Uma vaga de calor quase extremo pôs o país a tremer, não de frio mas de medo e insegurança: mais mortos (do que o habitual), incêndios desgastantes e sinistros, prejuízo nos meios rurais, agravamento das condições climatéricas… à mistura com alterações repentinas nas festas populares (religiosas ou outras), horas a fio nas televisões com cenas de horror e terror, nada parecendo de diferente de outros anos, pois a memória é curta e tantas vezes voraz.
1. Rapidamente foi ultrapassada a fasquia do território ardido anteriormente – seja por comparação homóloga, seja no âmbito geral – embora a incidência das deflagrações varie pouco da região norte e até à zona centro do país: as memórias fazem-se de ciclos de dez anos, comparando o agora com o antes. Os intervenientes são quase sempre os mesmos: bombeiros, elementos da Guarda Republicana, meios aéreos (aviões e helicópteros), autarcas atingidos, populações fustigadas e uns tais abutres sedentos por tragédia, situações de crise e, se possível, mortes, esses a que ainda chamam de comunicação social, nada divergindo nas imagens, embora coloquem maior ou menor carga sopra dos estúdios sem outras notícias…
2. Tomando por referência o aparecimento das localidades nas notícias, tenho a impressão que muitos dos fogos diminuiriam se aparecessem menos nas televisões, pois aqueles acontecimentos podem ser oportunidade de que uma determinada terra apareça nas notícias, saindo, assim, do anonimato e dando cobertura a alguma faceta turística a apresentar. Ainda fumegavam as últimas estevas e já os ‘passadiços do Paiva’ se tornavam atração para turistas nacionais e estrangeiros… Por que não fazem autocensura as televisões para não alarmarem o resto do país? Por que não reduzem ao mínimo as imagens de fogos, isso não contribuiria para apagar pretensões de certos interesses nem sempre claros? Não será, minimamente, doentio explorar os sentimentos de perda de tantas pessoas atingidas pelos incêndios? Vivendo na era do espetáculo dá a impressão que tudo serve para influenciar… até um dia!

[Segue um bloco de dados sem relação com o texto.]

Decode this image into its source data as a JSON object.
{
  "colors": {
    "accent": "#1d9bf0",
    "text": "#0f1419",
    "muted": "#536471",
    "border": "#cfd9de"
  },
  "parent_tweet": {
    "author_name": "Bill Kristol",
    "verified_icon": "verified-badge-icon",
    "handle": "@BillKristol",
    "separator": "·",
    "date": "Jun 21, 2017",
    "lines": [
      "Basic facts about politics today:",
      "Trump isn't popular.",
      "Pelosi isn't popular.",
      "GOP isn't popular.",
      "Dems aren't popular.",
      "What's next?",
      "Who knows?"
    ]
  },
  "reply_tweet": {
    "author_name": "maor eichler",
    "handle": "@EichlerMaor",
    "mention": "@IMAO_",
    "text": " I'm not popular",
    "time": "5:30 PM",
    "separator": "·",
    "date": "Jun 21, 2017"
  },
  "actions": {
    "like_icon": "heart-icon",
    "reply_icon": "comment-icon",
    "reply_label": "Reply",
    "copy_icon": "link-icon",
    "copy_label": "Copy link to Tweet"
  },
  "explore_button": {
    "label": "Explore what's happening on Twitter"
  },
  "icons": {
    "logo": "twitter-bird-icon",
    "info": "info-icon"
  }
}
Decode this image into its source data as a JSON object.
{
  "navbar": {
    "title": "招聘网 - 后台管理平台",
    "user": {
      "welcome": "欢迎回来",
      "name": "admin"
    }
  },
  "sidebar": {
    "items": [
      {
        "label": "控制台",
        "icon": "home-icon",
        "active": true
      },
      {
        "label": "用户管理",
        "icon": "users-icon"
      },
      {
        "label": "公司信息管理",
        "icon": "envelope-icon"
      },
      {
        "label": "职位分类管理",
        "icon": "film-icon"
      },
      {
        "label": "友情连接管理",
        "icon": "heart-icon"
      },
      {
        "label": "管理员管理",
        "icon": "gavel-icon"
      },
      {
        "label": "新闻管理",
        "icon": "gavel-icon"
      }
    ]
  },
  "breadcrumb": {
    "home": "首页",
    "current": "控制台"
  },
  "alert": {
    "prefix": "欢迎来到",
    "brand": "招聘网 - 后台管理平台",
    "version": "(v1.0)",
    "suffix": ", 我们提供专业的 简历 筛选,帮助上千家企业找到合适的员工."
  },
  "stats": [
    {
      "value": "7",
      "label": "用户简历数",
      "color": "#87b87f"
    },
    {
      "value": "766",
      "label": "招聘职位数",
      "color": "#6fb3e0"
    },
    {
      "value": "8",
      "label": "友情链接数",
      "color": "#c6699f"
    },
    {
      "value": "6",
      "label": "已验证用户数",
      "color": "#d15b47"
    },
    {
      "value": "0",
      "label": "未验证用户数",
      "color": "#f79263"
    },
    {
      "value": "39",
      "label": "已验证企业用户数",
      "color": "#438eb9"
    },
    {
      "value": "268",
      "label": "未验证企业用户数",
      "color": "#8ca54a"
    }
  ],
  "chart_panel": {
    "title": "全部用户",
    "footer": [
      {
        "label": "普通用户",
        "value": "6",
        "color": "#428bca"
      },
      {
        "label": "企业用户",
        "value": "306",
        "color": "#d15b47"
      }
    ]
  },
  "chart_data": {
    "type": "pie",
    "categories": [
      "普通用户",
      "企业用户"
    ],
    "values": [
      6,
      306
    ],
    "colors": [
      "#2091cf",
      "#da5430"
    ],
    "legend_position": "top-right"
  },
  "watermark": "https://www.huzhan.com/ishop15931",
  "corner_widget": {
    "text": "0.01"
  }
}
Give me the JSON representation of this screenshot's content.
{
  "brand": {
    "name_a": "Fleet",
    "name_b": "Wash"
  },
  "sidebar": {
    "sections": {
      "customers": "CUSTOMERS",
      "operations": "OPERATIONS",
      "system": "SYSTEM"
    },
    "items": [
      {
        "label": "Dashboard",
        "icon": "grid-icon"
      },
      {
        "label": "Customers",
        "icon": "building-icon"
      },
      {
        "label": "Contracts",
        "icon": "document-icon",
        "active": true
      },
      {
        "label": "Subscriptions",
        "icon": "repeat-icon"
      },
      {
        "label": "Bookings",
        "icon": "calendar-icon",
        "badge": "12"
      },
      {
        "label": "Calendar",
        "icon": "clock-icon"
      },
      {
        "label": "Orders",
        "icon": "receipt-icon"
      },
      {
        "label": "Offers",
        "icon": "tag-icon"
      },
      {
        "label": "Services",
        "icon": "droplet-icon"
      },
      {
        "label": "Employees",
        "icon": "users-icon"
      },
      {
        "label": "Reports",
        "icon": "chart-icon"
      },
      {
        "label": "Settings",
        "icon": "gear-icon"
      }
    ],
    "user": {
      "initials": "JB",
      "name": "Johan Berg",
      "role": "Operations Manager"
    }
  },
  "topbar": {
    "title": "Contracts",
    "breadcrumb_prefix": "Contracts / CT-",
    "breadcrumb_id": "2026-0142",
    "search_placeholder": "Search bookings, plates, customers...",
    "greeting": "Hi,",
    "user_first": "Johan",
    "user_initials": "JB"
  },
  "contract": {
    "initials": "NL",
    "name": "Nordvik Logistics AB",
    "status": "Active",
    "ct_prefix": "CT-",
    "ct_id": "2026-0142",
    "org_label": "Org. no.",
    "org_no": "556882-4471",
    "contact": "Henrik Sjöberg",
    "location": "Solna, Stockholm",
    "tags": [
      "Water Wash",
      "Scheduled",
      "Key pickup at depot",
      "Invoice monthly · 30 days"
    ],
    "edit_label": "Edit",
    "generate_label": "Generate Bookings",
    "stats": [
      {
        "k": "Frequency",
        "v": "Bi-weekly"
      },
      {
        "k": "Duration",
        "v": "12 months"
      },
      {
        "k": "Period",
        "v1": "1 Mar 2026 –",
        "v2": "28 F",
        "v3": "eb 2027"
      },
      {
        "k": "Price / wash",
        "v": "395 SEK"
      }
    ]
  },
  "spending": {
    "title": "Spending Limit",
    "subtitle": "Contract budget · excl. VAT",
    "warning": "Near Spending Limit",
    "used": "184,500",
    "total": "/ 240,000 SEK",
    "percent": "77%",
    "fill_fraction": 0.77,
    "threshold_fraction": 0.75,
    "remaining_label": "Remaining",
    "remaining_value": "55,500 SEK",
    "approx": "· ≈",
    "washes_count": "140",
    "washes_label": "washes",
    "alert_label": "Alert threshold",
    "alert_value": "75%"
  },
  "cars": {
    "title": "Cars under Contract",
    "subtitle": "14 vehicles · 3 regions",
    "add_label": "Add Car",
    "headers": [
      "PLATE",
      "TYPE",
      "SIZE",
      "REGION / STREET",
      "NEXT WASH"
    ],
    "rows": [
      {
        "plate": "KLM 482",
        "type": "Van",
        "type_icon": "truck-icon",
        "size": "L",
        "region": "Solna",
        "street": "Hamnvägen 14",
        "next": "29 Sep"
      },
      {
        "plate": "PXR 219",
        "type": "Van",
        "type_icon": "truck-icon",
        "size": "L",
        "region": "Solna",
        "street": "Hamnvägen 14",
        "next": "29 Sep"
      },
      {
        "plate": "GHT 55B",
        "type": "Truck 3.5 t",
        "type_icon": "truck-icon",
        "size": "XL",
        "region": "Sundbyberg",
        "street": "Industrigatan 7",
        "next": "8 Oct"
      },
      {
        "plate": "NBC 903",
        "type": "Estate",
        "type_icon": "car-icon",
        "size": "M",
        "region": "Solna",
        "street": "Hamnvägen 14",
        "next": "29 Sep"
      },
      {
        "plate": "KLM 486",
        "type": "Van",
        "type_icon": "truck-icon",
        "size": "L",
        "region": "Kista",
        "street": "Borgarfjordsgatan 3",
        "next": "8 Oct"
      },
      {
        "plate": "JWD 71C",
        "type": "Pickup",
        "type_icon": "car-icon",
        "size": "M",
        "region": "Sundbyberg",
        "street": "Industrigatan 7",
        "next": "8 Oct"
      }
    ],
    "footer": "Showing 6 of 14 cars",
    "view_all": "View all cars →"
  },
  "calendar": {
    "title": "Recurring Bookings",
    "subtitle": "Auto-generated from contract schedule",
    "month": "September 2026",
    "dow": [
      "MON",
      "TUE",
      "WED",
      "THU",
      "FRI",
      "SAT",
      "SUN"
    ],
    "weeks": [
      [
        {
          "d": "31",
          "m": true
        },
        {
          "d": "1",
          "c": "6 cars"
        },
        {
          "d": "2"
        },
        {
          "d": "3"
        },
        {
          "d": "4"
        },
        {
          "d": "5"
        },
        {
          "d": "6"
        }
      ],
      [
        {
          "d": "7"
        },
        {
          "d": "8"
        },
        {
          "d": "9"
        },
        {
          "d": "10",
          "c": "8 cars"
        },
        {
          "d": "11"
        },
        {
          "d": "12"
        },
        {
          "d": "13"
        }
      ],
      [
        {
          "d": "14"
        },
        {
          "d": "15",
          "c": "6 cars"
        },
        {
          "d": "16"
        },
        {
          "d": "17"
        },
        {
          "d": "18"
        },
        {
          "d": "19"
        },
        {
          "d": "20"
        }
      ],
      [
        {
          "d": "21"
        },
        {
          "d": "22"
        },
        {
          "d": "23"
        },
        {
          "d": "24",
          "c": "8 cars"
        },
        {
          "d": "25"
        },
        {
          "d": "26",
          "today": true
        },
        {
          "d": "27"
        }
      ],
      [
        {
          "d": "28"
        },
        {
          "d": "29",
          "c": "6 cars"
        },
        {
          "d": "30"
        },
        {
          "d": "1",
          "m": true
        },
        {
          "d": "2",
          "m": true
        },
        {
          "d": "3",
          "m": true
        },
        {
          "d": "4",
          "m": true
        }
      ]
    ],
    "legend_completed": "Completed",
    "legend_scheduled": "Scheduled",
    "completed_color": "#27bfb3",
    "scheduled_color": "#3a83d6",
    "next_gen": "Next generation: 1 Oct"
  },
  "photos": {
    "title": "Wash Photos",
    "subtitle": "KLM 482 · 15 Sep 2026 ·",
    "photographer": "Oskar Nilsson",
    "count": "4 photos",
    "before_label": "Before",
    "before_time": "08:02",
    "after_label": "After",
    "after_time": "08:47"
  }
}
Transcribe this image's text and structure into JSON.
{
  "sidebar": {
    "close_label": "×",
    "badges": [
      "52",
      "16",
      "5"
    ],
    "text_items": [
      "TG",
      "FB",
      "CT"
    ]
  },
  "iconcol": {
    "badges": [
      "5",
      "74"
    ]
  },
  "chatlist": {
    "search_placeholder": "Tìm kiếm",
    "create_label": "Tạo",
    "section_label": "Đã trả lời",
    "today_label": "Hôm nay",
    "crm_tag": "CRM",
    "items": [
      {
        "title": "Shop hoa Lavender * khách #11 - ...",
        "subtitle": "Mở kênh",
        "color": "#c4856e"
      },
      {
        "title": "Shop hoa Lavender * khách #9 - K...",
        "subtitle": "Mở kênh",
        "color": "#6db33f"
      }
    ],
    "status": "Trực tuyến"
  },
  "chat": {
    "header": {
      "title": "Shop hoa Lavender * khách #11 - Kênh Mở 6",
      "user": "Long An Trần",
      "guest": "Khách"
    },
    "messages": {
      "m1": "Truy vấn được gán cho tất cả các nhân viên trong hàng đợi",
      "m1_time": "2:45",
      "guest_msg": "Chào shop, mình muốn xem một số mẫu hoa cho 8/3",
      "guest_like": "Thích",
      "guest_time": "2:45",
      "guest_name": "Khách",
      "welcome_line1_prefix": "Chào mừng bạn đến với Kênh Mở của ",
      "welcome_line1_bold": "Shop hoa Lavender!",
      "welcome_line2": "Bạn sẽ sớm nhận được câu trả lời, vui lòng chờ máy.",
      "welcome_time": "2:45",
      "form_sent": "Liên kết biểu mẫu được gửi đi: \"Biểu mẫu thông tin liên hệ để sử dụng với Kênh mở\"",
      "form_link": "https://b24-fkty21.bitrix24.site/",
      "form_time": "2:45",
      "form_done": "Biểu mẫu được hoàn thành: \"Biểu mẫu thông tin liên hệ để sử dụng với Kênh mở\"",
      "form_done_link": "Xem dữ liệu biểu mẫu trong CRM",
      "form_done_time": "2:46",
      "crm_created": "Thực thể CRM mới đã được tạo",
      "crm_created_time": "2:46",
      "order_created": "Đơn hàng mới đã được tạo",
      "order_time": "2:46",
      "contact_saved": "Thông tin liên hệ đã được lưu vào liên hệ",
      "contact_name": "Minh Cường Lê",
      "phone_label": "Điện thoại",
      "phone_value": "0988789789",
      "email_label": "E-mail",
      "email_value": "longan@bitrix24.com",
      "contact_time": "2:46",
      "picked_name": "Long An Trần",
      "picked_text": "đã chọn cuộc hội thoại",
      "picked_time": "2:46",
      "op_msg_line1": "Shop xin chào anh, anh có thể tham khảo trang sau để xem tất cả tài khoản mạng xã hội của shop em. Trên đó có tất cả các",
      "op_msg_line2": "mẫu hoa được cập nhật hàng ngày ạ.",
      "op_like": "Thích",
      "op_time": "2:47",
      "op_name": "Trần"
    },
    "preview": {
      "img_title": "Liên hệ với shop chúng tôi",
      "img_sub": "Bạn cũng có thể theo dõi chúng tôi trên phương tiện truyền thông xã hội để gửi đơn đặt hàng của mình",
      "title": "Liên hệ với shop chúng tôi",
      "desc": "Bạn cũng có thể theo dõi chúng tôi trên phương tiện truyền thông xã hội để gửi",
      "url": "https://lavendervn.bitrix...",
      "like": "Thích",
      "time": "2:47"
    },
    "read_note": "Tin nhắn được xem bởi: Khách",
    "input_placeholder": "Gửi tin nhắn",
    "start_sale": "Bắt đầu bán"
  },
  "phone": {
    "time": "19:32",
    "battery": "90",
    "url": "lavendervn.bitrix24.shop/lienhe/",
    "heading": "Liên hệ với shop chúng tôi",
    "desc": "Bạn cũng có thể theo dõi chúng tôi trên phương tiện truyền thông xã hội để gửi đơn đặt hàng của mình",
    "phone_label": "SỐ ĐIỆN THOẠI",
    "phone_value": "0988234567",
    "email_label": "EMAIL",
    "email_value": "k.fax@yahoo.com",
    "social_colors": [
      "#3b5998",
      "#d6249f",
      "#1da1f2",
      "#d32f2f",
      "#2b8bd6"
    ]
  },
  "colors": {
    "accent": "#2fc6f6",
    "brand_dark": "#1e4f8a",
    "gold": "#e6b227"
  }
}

3. Tem vindo a acontecer com maior regularidade a suspensão de uso de fogo-de-artifício por ocasião dos tempos de incêndios. Em muitos casos o condicionamento aconteceu por breves dias, só que isso pode atingir a realização de alguma festa (religiosa ou popular), suspendendo, de forma geral e de momentos especial, o manuseamento de foguetes e de outros artefactos. Não seria de considerar que as ‘comissões de festas’ e os respetivos pirotécnicos tivessem essa possibilidade logo na hora dos contratos? Talvez dessa forma se defendessem todos e os que são impedidos de usar foguetes se pudessem salvaguardar junto das populações e das autoridades. A fasquia de ter muitos foguetes deixaria de contar para a classificação popular das festas realizadas! Já que o bom senso não impera de uma forma poderia ser servido de outra…
4. Se há momento em que podemos constatar que somos um país bipolar – na mentalidade, na cultura e nos indícios – é por ocasião dos incêndios florestais: uns que lutam contra o fogo e outros que se deliciam com as praias e lugares de veraneio; uns que combatem as chamas propagadas nos montes e serras abandonadas do interior desertificado e outros (talvez desses que figuram para o litoral abandonando terras e campos) aligeirando as culpas com viverem noutros espaços urbanizados, sabe lá a que custo; uns lutando contra os sinais de mudanças climáticas e outros usufruindo das condições que essas lhes criaram para ser divertirem…
5. Pena é que os legisladores, os políticos e mesmo os autarcas, se esqueçam de onde vieram, pois a raízes de boa parte deles está infundida nas terras que agora ardem e para as quais pouco ou nada fizeram senão terem dados aos invasores das metrópoles de média qualidade aquilo de que poderiam usufruir nos espaços que lhes falam de memória. Temos o que merecemos e pouco ou nada temos feitos para inverter a inclinação para a orla marítima, antes pelo contrário deixamo-nos manipular pelas ‘regalias’ urbanas e abandonamos aquilo que nos faz ser. Temos muito a refletir e a aprender, mesmo naquilo que à Igreja (católica ou outra) diz respeito: o país treme de calor e poderá perder a identidade senão ousar mudar!